The purpose of the 14-day STS-120 mission is to deliver and install the Italian-built Node 2 module – the first addition to the Station’s work and living space for six years. A second main task is to relocate the ISS P6 truss section and deploy its solar arrays and heat dispersal radiator.

The mission will also see the rotation of one of the ISS Expedition crew members. NASA astronaut Clayton Anderson, who has been a resident on the Station since arriving with the crew of STS-117 last June, will be replaced by NASA astronaut Daniel Tani.

And this from Space.com:
The shuttle's STS-120 crew, commanded by veteran spaceflyer Pamela Melroy, will install Harmony, ferry a new station crewmember to the ISS and move a massive solar power segment during a complicated 14-day spaceflight.

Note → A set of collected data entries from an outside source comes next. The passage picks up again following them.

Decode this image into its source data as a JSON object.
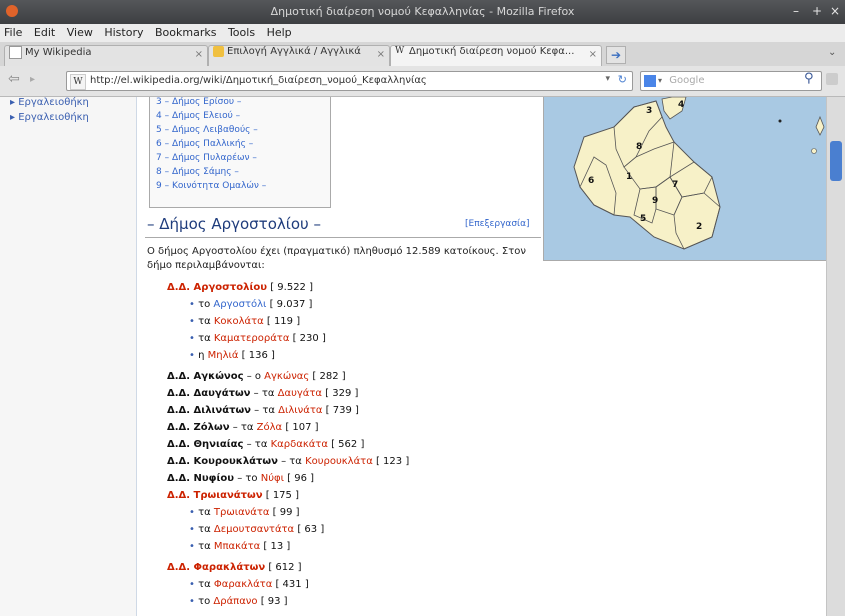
{
  "window": {
    "title": "Δημοτική διαίρεση νομού Κεφαλληνίας - Mozilla Firefox",
    "controls": [
      "–",
      "+",
      "×"
    ]
  },
  "menu": [
    "File",
    "Edit",
    "View",
    "History",
    "Bookmarks",
    "Tools",
    "Help"
  ],
  "tabs": [
    {
      "label": "My Wikipedia"
    },
    {
      "label": "Επιλογή Αγγλικά / Αγγλικά"
    },
    {
      "label": "Δημοτική διαίρεση νομού Κεφα..."
    }
  ],
  "url": "http://el.wikipedia.org/wiki/Δημοτική_διαίρεση_νομού_Κεφαλληνίας",
  "search": {
    "placeholder": "Google",
    "engine_icon": "google-icon"
  },
  "sidebar": {
    "items": [
      "Εργαλειοθήκη",
      "Εργαλειοθήκη"
    ]
  },
  "toc": [
    "3 – Δήμος Ερίσου –",
    "4 – Δήμος Ελειού –",
    "5 – Δήμος Λειβαθούς –",
    "6 – Δήμος Παλλικής –",
    "7 – Δήμος Πυλαρέων –",
    "8 – Δήμος Σάμης –",
    "9 – Κοινότητα Ομαλών –"
  ],
  "map_labels": [
    "1",
    "2",
    "3",
    "4",
    "5",
    "6",
    "7",
    "8",
    "9"
  ],
  "section": {
    "title": "Δήμος Αργοστολίου",
    "edit": "[Επεξεργασία]"
  },
  "paragraph": "Ο δήμος Αργοστολίου έχει (πραγματικό) πληθυσμό 12.589 κατοίκους. Στον δήμο περιλαμβάνονται:",
  "list": [
    {
      "kind": "dd",
      "name": "Δ.Δ. Αργοστολίου",
      "red": true,
      "count": "[ 9.522 ]"
    },
    {
      "kind": "sub",
      "prefix": "το",
      "name": "Αργοστόλι",
      "count": "[ 9.037 ]"
    },
    {
      "kind": "sub",
      "prefix": "τα",
      "name": "Κοκολάτα",
      "count": "[ 119 ]"
    },
    {
      "kind": "sub",
      "prefix": "τα",
      "name": "Καματεροράτα",
      "count": "[ 230 ]"
    },
    {
      "kind": "sub",
      "prefix": "η",
      "name": "Μηλιά",
      "count": "[ 136 ]"
    },
    {
      "kind": "dd",
      "name": "Δ.Δ. Αγκώνος",
      "sep": "–",
      "prefix": "ο",
      "place": "Αγκώνας",
      "count": "[ 282 ]"
    },
    {
      "kind": "dd",
      "name": "Δ.Δ. Δαυγάτων",
      "sep": "–",
      "prefix": "τα",
      "place": "Δαυγάτα",
      "count": "[ 329 ]"
    },
    {
      "kind": "dd",
      "name": "Δ.Δ. Διλινάτων",
      "sep": "–",
      "prefix": "τα",
      "place": "Διλινάτα",
      "count": "[ 739 ]"
    },
    {
      "kind": "dd",
      "name": "Δ.Δ. Ζόλων",
      "sep": "–",
      "prefix": "τα",
      "place": "Ζόλα",
      "count": "[ 107 ]"
    },
    {
      "kind": "dd",
      "name": "Δ.Δ. Θηνιαίας",
      "sep": "–",
      "prefix": "τα",
      "place": "Καρδακάτα",
      "count": "[ 562 ]"
    },
    {
      "kind": "dd",
      "name": "Δ.Δ. Κουρουκλάτων",
      "sep": "–",
      "prefix": "τα",
      "place": "Κουρουκλάτα",
      "count": "[ 123 ]"
    },
    {
      "kind": "dd",
      "name": "Δ.Δ. Νυφίου",
      "sep": "–",
      "prefix": "το",
      "place": "Νύφι",
      "count": "[ 96 ]"
    },
    {
      "kind": "dd",
      "name": "Δ.Δ. Τρωιανάτων",
      "red": true,
      "count": "[ 175 ]"
    },
    {
      "kind": "sub",
      "prefix": "τα",
      "name": "Τρωιανάτα",
      "count": "[ 99 ]"
    },
    {
      "kind": "sub",
      "prefix": "τα",
      "name": "Δεμουτσαντάτα",
      "count": "[ 63 ]"
    },
    {
      "kind": "sub",
      "prefix": "τα",
      "name": "Μπακάτα",
      "count": "[ 13 ]"
    },
    {
      "kind": "dd",
      "name": "Δ.Δ. Φαρακλάτων",
      "red": true,
      "count": "[ 612 ]"
    },
    {
      "kind": "sub",
      "prefix": "τα",
      "name": "Φαρακλάτα",
      "count": "[ 431 ]"
    },
    {
      "kind": "sub",
      "prefix": "το",
      "name": "Δράπανο",
      "count": "[ 93 ]"
    }
  ]
}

Once the mission is complete, the space station's Expedition 16 crew will begin a three-week work marathon to outfit Harmony with a shuttle docking port and move the module to the front of the ISS so NASA's shuttle Atlantis can dock in December to deliver Europe's Columbus laboratory. No less than 10 spacewalks by shuttle and ISS astronauts are planned before the end of the year.

The Guardian adds this:
The two-week mission will represent a historic milestone for Nasa - the first simultaneous command of two manned space missions by female astronauts.

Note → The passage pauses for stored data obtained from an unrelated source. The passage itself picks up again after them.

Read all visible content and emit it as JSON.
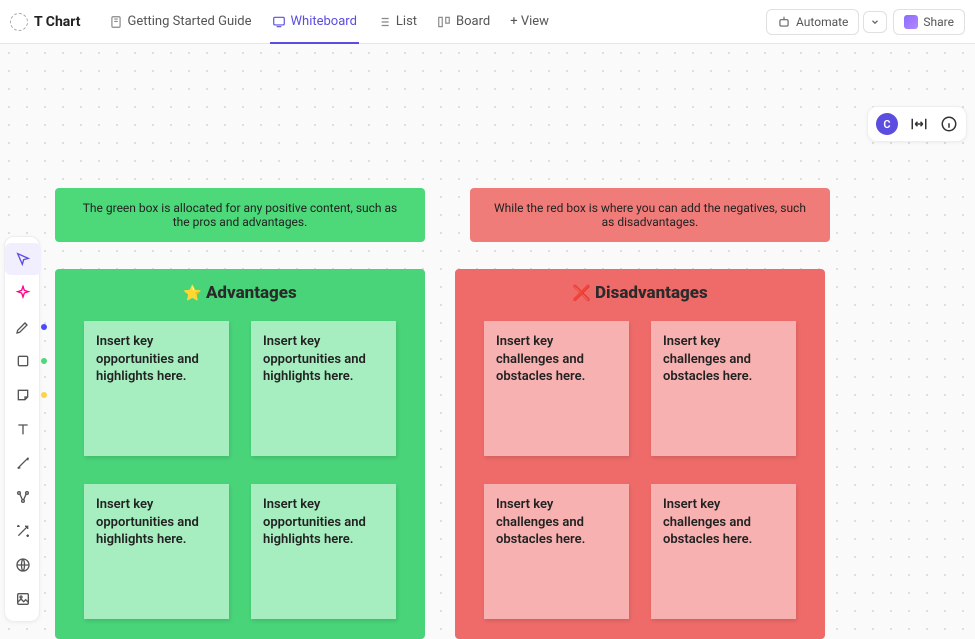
{
  "header": {
    "title": "T Chart",
    "tabs": [
      {
        "label": "Getting Started Guide"
      },
      {
        "label": "Whiteboard"
      },
      {
        "label": "List"
      },
      {
        "label": "Board"
      }
    ],
    "addView": "+ View",
    "automate": "Automate",
    "share": "Share"
  },
  "floating": {
    "avatarInitial": "C"
  },
  "banners": {
    "positive": "The green box is allocated for any positive content, such as the pros and advantages.",
    "negative": "While the red box is where you can add the negatives, such as disadvantages."
  },
  "panels": {
    "advantages": {
      "emoji": "⭐",
      "title": "Advantages",
      "notes": [
        "Insert key opportunities and highlights here.",
        "Insert key opportunities and highlights here.",
        "Insert key opportunities and highlights here.",
        "Insert key opportunities and highlights here."
      ]
    },
    "disadvantages": {
      "emoji": "❌",
      "title": "Disadvantages",
      "notes": [
        "Insert key challenges and obstacles here.",
        "Insert key challenges and obstacles here.",
        "Insert key challenges and obstacles here.",
        "Insert key challenges and obstacles here."
      ]
    }
  }
}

The retired US air force colonel Pamela Melroy will lead six colleagues on a two-week flight to the orbiting international space station, currently controlled by the veteran astronaut Peggy Whitson.
NASA's official STS-120 site is here.

Discovery's crew for this mission consists of commander Col Pamela A Melroy (USAF, ret), pilot Col George D Zamka (USMC), and mission specialists Dr Scott E Parazynski, Col Douglas H Wheelock (USA), Stephanie D Wilson and Maj Paolo A Nespoli (Italian Army Reserve). As noted above, the shuttle is also ferrying Daniel M Tani up to the station. Tani is scheduled to return aboard Atlantis (STS-122) in December.


Left to right: Melroy, Tani, Zamka, Wheelock,
Parazynski, Wilson and Nespoli

Expedition 16, the current crew on board the space station, consists of Peggy A Whitson, Col Yuri I Malenchenko (Russian Air Force), and Clayton Anderson.